22-23 Program Book - Flipbook - Page 28
Hai-Ye Ni
CLASSICAL SERIES: MOZART AND TCHAIKOVSKY
CELLO
Hai-Ye Ni joined The Philadelphia Orchestra as
Principal Cello at the beginning of the 200607 season after having served as Associate
Principal Cello of the New York Philharmonic
since 1999. During the 2010-11 season, she was
featured on a Philadelphia Orchestra concert
as soloist in Tan Dun’s The Map, Concerto for
Cello, Video, and Orchestra. She made her
solo debut with the Orchestra in January 2010
in Saint-Saens’s Cello Concerto No. 1. She
first came into prominence after her critically
praised New York debut at Alice Tully Hall in
1991, a result of her winning first prize at the
Naumburg International Cello Competition.

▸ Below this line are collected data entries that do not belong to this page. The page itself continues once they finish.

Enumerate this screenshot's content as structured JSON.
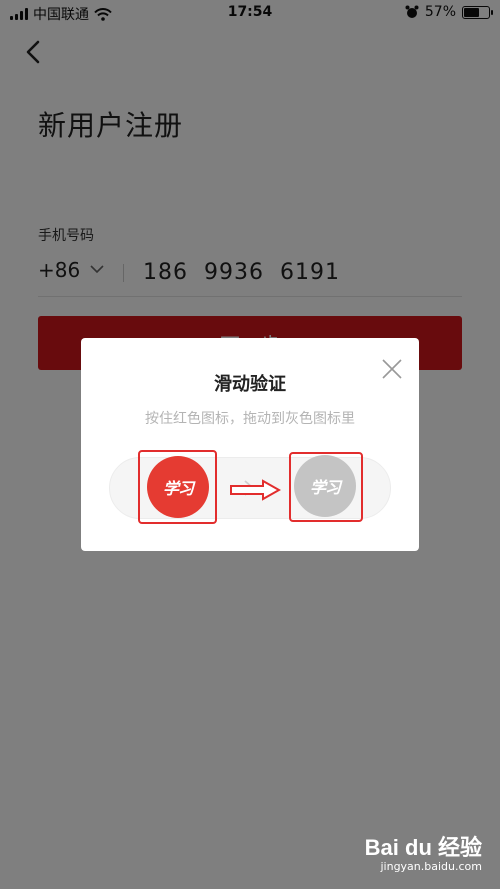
{
  "status_bar": {
    "carrier": "中国联通",
    "time": "17:54",
    "battery_percent": "57%",
    "battery_level": 0.57,
    "icons": [
      "signal-icon",
      "wifi-icon",
      "alarm-icon",
      "battery-icon"
    ]
  },
  "page": {
    "title": "新用户注册",
    "phone_label": "手机号码",
    "country_code": "+86",
    "phone_value": "186  9936  6191",
    "next_button": "下一步"
  },
  "dialog": {
    "title": "滑动验证",
    "subtitle": "按住红色图标，拖动到灰色图标里",
    "knob_label": "学习",
    "target_label": "学习"
  },
  "watermark": {
    "logo": "Bai du 经验",
    "url": "jingyan.baidu.com"
  },
  "colors": {
    "brand_red": "#d1161b",
    "knob_red": "#e53b32",
    "target_gray": "#c4c4c4",
    "annotation_red": "#e22d2d"
  }
}
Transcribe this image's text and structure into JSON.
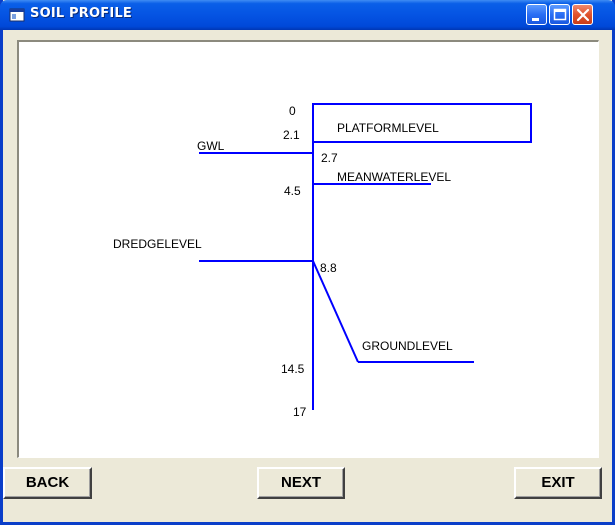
{
  "window": {
    "title": "SOIL PROFILE"
  },
  "profile": {
    "depth_labels": [
      "0",
      "2.1",
      "2.7",
      "4.5",
      "8.8",
      "14.5",
      "17"
    ],
    "level_labels": {
      "platform": "PLATFORMLEVEL",
      "gwl": "GWL",
      "meanwater": "MEANWATERLEVEL",
      "dredge": "DREDGELEVEL",
      "ground": "GROUNDLEVEL"
    },
    "line_color": "#0000ff"
  },
  "buttons": {
    "back": "BACK",
    "next": "NEXT",
    "exit": "EXIT"
  },
  "icons": [
    "window-app-icon",
    "minimize-icon",
    "maximize-icon",
    "close-icon"
  ]
}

Recent performances highlights include the
Brahms “Double” Concerto, Beethoven’s
“Triple” Concerto, and John Williams’s Memoirs of a Geisha with the
Philadelphia Orchestra. Additional performances include a Baroque
concerti program with the Philadelphia Chamber Orchestra as soloist
and conductor, and Ancient Paths, Modern Voices: A Festival Celebrating
Chinese Culture with Lang Lang at Carnegie Hall.

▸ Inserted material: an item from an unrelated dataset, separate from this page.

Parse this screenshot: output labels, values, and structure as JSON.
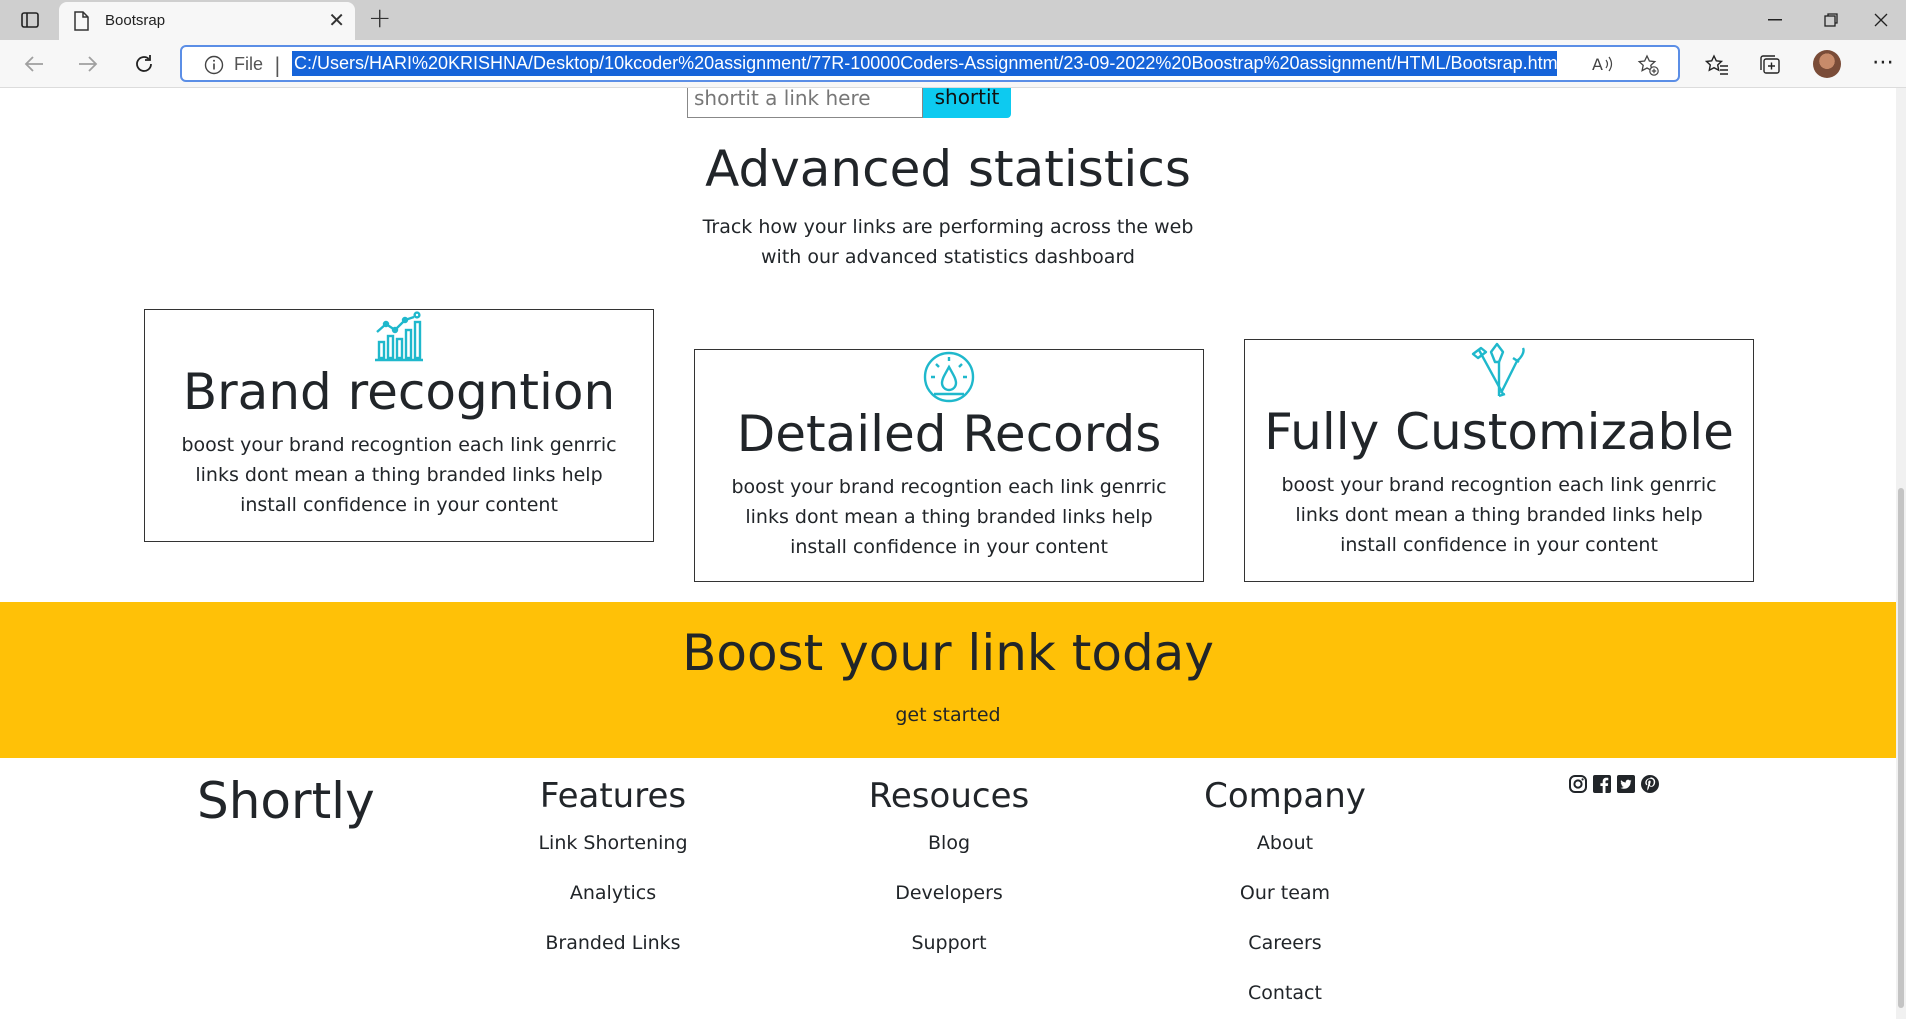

Among the ensembles with which she has appeared as soloist are the
Chicago, San Francisco, Vancouver, Shanghai, Singapore, and Finnish
Radio symphonies; the Orchestre National de Paris; the Vienna Chamber
Orchestra; and the Hong Kong and China philharmonics. Her recital credits
include the Kennedy Center for the Performing Arts, the Smithsonian
Institute, Weill Hall at Carnegie Hall, and the Wallace Collection in London.

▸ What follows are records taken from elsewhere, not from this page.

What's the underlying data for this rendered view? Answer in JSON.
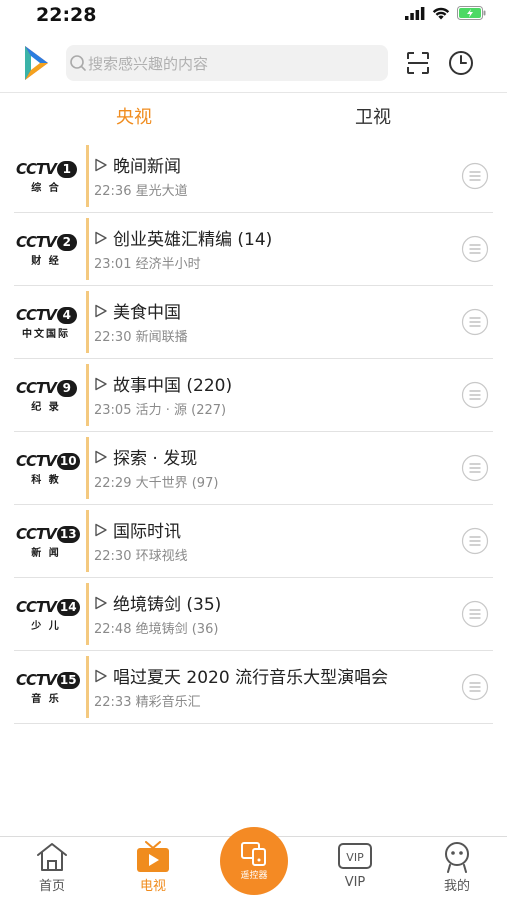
{
  "status_bar": {
    "time": "22:28"
  },
  "search": {
    "placeholder": "搜索感兴趣的内容"
  },
  "tabs": [
    {
      "label": "央视",
      "active": true
    },
    {
      "label": "卫视",
      "active": false
    }
  ],
  "channels": [
    {
      "logo_num": "1",
      "logo_sub": "综 合",
      "title": "晚间新闻",
      "next": "22:36 星光大道"
    },
    {
      "logo_num": "2",
      "logo_sub": "财 经",
      "title": "创业英雄汇精编 (14)",
      "next": "23:01 经济半小时"
    },
    {
      "logo_num": "4",
      "logo_sub": "中文国际",
      "title": "美食中国",
      "next": "22:30 新闻联播"
    },
    {
      "logo_num": "9",
      "logo_sub": "纪 录",
      "title": "故事中国 (220)",
      "next": "23:05 活力 · 源 (227)"
    },
    {
      "logo_num": "10",
      "logo_sub": "科 教",
      "title": "探索 · 发现",
      "next": "22:29 大千世界 (97)"
    },
    {
      "logo_num": "13",
      "logo_sub": "新 闻",
      "title": "国际时讯",
      "next": "22:30 环球视线"
    },
    {
      "logo_num": "14",
      "logo_sub": "少 儿",
      "title": "绝境铸剑 (35)",
      "next": "22:48 绝境铸剑 (36)"
    },
    {
      "logo_num": "15",
      "logo_sub": "音 乐",
      "title": "唱过夏天 2020 流行音乐大型演唱会",
      "next": "22:33 精彩音乐汇"
    }
  ],
  "logo_word": "CCTV",
  "bottom_nav": {
    "home": "首页",
    "tv": "电视",
    "remote": "遥控器",
    "vip": "VIP",
    "vip_badge": "VIP",
    "mine": "我的"
  },
  "colors": {
    "accent": "#f08c1e",
    "divider": "#f4c97f"
  },
  "icons": [
    "logo-icon",
    "search-icon",
    "scan-icon",
    "history-icon",
    "play-icon",
    "menu-icon",
    "home-icon",
    "tv-icon",
    "remote-icon",
    "vip-icon",
    "mine-icon"
  ]
}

Ni is a recording artist with Delos Music, Ondine, and Naxos. Her CD,
Spirit of Chimes (Delos), is a collaboration with violinist Cho-Liang Lin
and pianist Helen Huang of chamber music by Zhou Long. Ni is featured
on an Ondine recording with The Philadelphia Orchestra and Christoph
Eschenbach of Shostakovich’s Symphony No. 5 and Seven Romances on
Poems of Alexander Blok. Her 1998 debut solo CD on the Naxos label was
named CD of the week by Classic FM London.
A respected musician, Ni served on the jury of Finland’s V International
Paulo Cello Competition in April 2013 and has given master classes at
the Curtis Institute of Music, the Mannes College of Music, the Manhattan
School of Music, the Shanghai Conservatory, and the Central Conservatory
in Beijing. Among her honors and awards are first prize in the 1996
International Paulo Cello Competition, second prize of the Rostropovitch
competition in 1997, and a 2001 Avery Fisher Career Grant.
Born in Shanghai, China, Ni began cello studies with her mother and later
studied at the Shanghai Conservatory. She continued her musical education
with Irene Sharp at the San Francisco Conservatory, Joel Krosnick at the
Juilliard School, and William Pleeth in London.